All bits of one day, moments held briefly and so easily forgotten. Reminders of those gone by, rejoicing and grieving simultaneously at children growing and becoming, differentiating and leaving. Ten years like dust, when baby number three emerged, to join what seemed like two big kids then, recognized now as toddlers. How perspective shifts and bends, grace withheld for all I thought I should be doing, rather than just getting through some days, with coffee and Diet Coke as my only joys. I hear folks say, “Don’t survive, thrive”. I want to wring their necks and have them sit in my then-home with three baby-toddlers and make them write it out longhand thousands of times on the slate of my sanity.

Boy now, gangly, sinewy, lanky and lean.

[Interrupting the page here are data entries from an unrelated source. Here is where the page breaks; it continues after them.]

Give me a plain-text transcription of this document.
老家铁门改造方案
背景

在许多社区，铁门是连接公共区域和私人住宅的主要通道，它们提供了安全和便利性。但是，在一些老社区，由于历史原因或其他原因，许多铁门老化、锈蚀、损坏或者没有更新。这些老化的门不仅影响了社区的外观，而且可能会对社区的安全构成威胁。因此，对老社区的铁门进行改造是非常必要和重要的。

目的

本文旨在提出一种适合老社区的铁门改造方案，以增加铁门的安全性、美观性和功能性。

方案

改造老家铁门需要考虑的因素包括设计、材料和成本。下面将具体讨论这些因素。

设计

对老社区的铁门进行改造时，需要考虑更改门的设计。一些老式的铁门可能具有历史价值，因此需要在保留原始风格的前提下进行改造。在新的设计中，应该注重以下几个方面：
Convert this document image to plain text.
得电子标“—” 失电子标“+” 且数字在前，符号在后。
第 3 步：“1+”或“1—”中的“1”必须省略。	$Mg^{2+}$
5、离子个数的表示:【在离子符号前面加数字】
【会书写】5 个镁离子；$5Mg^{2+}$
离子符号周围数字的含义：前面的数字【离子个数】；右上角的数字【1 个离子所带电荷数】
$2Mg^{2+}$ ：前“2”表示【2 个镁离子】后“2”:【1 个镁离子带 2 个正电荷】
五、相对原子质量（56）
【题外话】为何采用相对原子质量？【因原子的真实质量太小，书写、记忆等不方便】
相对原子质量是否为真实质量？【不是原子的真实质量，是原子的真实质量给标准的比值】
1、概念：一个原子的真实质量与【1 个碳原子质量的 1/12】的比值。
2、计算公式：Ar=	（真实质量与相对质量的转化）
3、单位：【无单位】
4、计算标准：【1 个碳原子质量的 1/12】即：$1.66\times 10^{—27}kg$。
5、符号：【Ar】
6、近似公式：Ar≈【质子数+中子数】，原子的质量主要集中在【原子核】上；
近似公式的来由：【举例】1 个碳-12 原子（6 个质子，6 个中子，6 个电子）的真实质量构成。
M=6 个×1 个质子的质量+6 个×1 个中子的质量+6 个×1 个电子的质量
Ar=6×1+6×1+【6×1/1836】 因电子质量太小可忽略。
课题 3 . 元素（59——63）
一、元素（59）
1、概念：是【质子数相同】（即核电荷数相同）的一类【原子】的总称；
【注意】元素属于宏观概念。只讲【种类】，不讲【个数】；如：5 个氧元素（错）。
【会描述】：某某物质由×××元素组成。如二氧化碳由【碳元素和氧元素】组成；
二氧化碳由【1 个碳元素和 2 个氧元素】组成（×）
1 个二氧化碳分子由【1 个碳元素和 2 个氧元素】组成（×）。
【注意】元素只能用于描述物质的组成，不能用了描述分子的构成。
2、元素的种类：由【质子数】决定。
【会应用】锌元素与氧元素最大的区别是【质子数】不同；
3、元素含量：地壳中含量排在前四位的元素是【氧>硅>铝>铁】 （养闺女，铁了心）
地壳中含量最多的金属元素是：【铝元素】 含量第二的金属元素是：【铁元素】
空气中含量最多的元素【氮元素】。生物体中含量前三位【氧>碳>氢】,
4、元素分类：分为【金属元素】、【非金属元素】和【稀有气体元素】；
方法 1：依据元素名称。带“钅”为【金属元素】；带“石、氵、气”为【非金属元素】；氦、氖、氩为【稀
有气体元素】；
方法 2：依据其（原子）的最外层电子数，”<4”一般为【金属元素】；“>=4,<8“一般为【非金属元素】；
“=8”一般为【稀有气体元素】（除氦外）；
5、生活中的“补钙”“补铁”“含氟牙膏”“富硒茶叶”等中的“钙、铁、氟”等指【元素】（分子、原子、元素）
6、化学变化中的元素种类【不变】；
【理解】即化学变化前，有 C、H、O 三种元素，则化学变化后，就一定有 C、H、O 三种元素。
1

This ten year old body, on the cusp of separation, still allowing tender moments between mother and son. Hair shaved, eyes and ears too big for face, pants at ankles, instead of nicely folding over the shoe. Child with his fair share of suffering, for a privileged white middle class upbringing. Great heart and head for understanding and mercy, compassion and reflection. Is this learned? Maybe, but feels more like instinct, a soul discontent early from being unable to spell out his burden wreaking havoc inside.

This Last One, seeing him across the room, wondering, “Is that really my kid?” The changes all of a sudden ganging up on this mother, not wishing it any different, but taking pause, taking notice. A mother’s heart has to defy all logic, all fear, all slashes that come from carelessness. These children, take my naked and vulnerable heart, with no understanding for the pain leveled when they hurt or hurt others. This ache is felt constantly, ebbing and flowing with circumstantial life, conjoined with relief for the freedom. Oh! to no longer be the parent of baby-toddlers! Yes, they are becoming, this is the natural order of things, but never chosen with ease. Mothers across the globe, spanning all time and space have fought and lost the battle of keeping our children small and held tight, with very good reason.

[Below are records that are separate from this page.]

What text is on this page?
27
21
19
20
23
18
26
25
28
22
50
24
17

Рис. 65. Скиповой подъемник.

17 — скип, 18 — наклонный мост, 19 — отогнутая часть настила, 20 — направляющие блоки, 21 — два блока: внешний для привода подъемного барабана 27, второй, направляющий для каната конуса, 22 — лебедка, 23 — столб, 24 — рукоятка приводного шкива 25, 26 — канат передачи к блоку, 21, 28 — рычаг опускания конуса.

My greatest mothering work is to relinquish, to allow the emotion and feeling to wash over, to settle in, to release, once processed, into the abyss of the collective grief and feeling of all mothers.  There are probably enough tears to power entire countries with this weight…of longing, hope, relief. Tears of pain and joy, equal, salty, flowing, some waiting for redemption, for forgiveness, others redeemed and forgiven.

My beautiful boy, high pitched screams and shrieks, just three years from deepening. My beautiful boy, my youngest child, sealing the door just behind him on this parenting gigue that has been both beautiful and obnoxious. I hear often, “Once a parent, always a parent…the fear and concern never leave”. I don’t like it. I’d rather they say that all my hard work will pay off, all misunderstanding will cease and none of them will do stupid, damaging things. An impossibility, I know.

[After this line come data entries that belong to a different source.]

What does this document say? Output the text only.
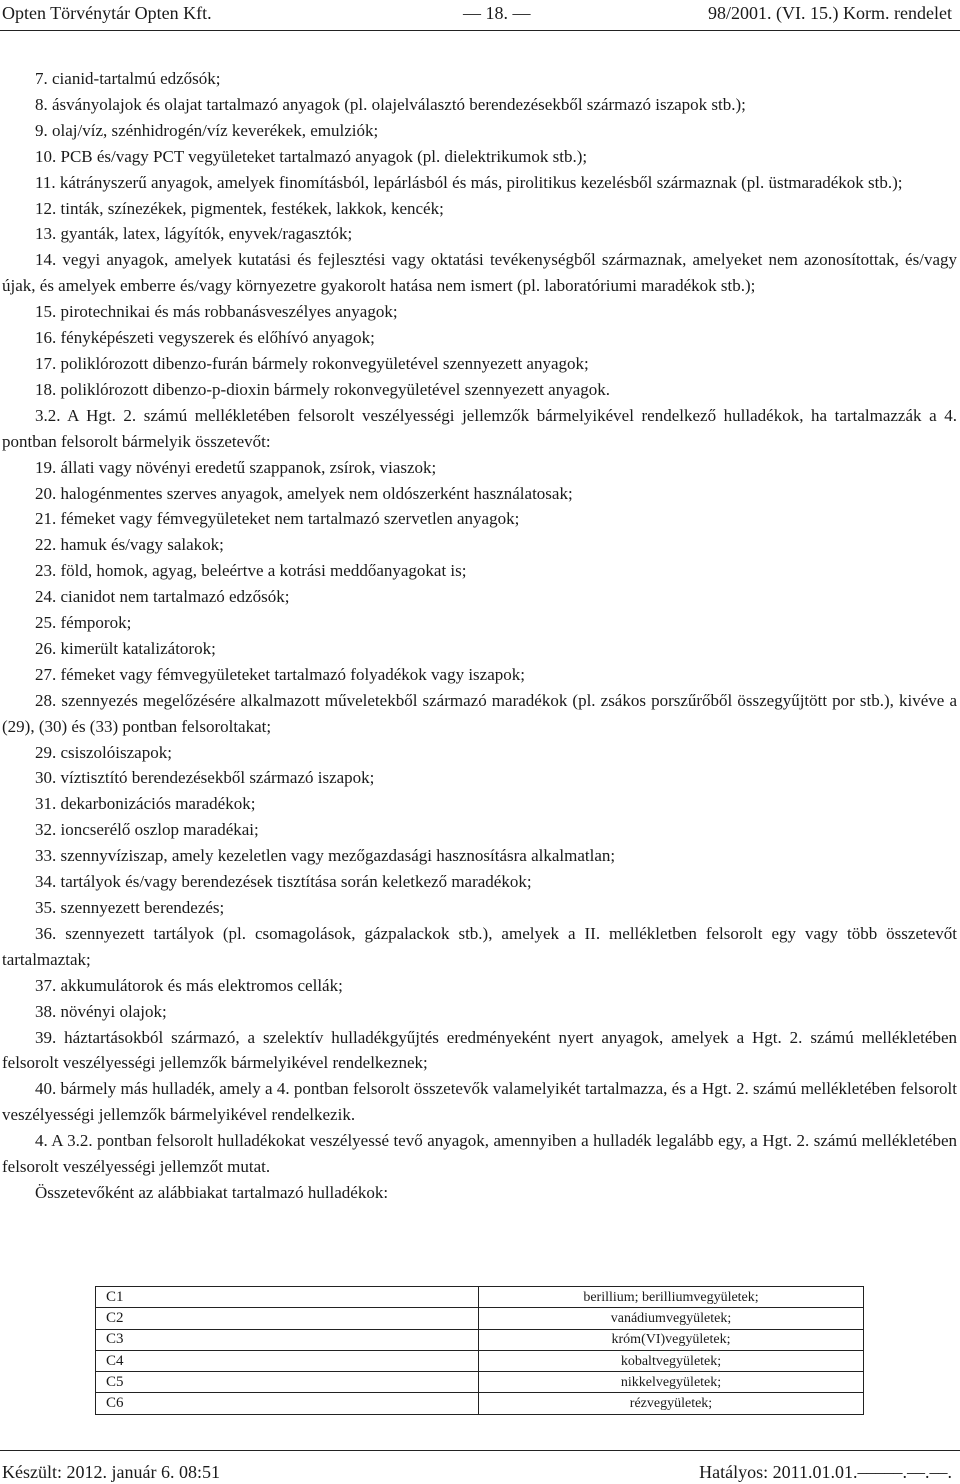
Opten Törvénytár Opten Kft.	— 18. —	98/2001. (VI. 15.) Korm. rendelet

7. cianid-tartalmú edzősók;

8. ásványolajok és olajat tartalmazó anyagok (pl. olajelválasztó berendezésekből származó iszapok stb.);

9. olaj/víz, szénhidrogén/víz keverékek, emulziók;

10. PCB és/vagy PCT vegyületeket tartalmazó anyagok (pl. dielektrikumok stb.);

11. kátrányszerű anyagok, amelyek finomításból, lepárlásból és más, pirolitikus kezelésből származnak (pl. üstmaradékok stb.);

12. tinták, színezékek, pigmentek, festékek, lakkok, kencék;

13. gyanták, latex, lágyítók, enyvek/ragasztók;

14. vegyi anyagok, amelyek kutatási és fejlesztési vagy oktatási tevékenységből származnak, amelyeket nem azonosítottak, és/vagy újak, és amelyek emberre és/vagy környezetre gyakorolt hatása nem ismert (pl. laboratóriumi maradékok stb.);

15. pirotechnikai és más robbanásveszélyes anyagok;

16. fényképészeti vegyszerek és előhívó anyagok;

17. poliklórozott dibenzo-furán bármely rokonvegyületével szennyezett anyagok;

18. poliklórozott dibenzo-p-dioxin bármely rokonvegyületével szennyezett anyagok.

3.2. A Hgt. 2. számú mellékletében felsorolt veszélyességi jellemzők bármelyikével rendelkező hulladékok, ha tartalmazzák a 4. pontban felsorolt bármelyik összetevőt:

19. állati vagy növényi eredetű szappanok, zsírok, viaszok;

20. halogénmentes szerves anyagok, amelyek nem oldószerként használatosak;

21. fémeket vagy fémvegyületeket nem tartalmazó szervetlen anyagok;

22. hamuk és/vagy salakok;

23. föld, homok, agyag, beleértve a kotrási meddőanyagokat is;

24. cianidot nem tartalmazó edzősók;

25. fémporok;

26. kimerült katalizátorok;

27. fémeket vagy fémvegyületeket tartalmazó folyadékok vagy iszapok;

28. szennyezés megelőzésére alkalmazott műveletekből származó maradékok (pl. zsákos porszűrőből összegyűjtött por stb.), kivéve a (29), (30) és (33) pontban felsoroltakat;

29. csiszolóiszapok;

30. víztisztító berendezésekből származó iszapok;

31. dekarbonizációs maradékok;

32. ioncserélő oszlop maradékai;

33. szennyvíziszap, amely kezeletlen vagy mezőgazdasági hasznosításra alkalmatlan;

34. tartályok és/vagy berendezések tisztítása során keletkező maradékok;

35. szennyezett berendezés;

36. szennyezett tartályok (pl. csomagolások, gázpalackok stb.), amelyek a II. mellékletben felsorolt egy vagy több összetevőt tartalmaztak;

37. akkumulátorok és más elektromos cellák;

38. növényi olajok;

39. háztartásokból származó, a szelektív hulladékgyűjtés eredményeként nyert anyagok, amelyek a Hgt. 2. számú mellékletében felsorolt veszélyességi jellemzők bármelyikével rendelkeznek;

40. bármely más hulladék, amely a 4. pontban felsorolt összetevők valamelyikét tartalmazza, és a Hgt. 2. számú mellékletében felsorolt veszélyességi jellemzők bármelyikével rendelkezik.

4. A 3.2. pontban felsorolt hulladékokat veszélyessé tevő anyagok, amennyiben a hulladék legalább egy, a Hgt. 2. számú mellékletében felsorolt veszélyességi jellemzőt mutat.

Összetevőként az alábbiakat tartalmazó hulladékok:

C1	berillium; berilliumvegyületek;
C2	vanádiumvegyületek;
C3	króm(VI)vegyületek;
C4	kobaltvegyületek;
C5	nikkelvegyületek;
C6	rézvegyületek;
Készült: 2012. január 6. 08:51	Hatályos: 2011.01.01.–––––.––.––.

Lazy home days, taking notice, remembering, forgetting, appreciating the mundanity, the divine in the smallest and most insignificant of moments. This holy work of parenting, mothering, is not for the weary or faint of heart. Let us all give grace freely, recognizing none of us has a corner on this crazy market of letting go. Let us mothers notice one another and cling tight for these days are short. Our children will leave, some peaceful and some in fits and tantrums. Hopefully, they will return as friends, people with whom we may grow, generously and respectfully. People who challenge, teach and question us while providing for their own young families, repeating the wonderful, necessary cycle of raising up and letting go, honoring and learning the truths that come from this holy, messy, beautiful work.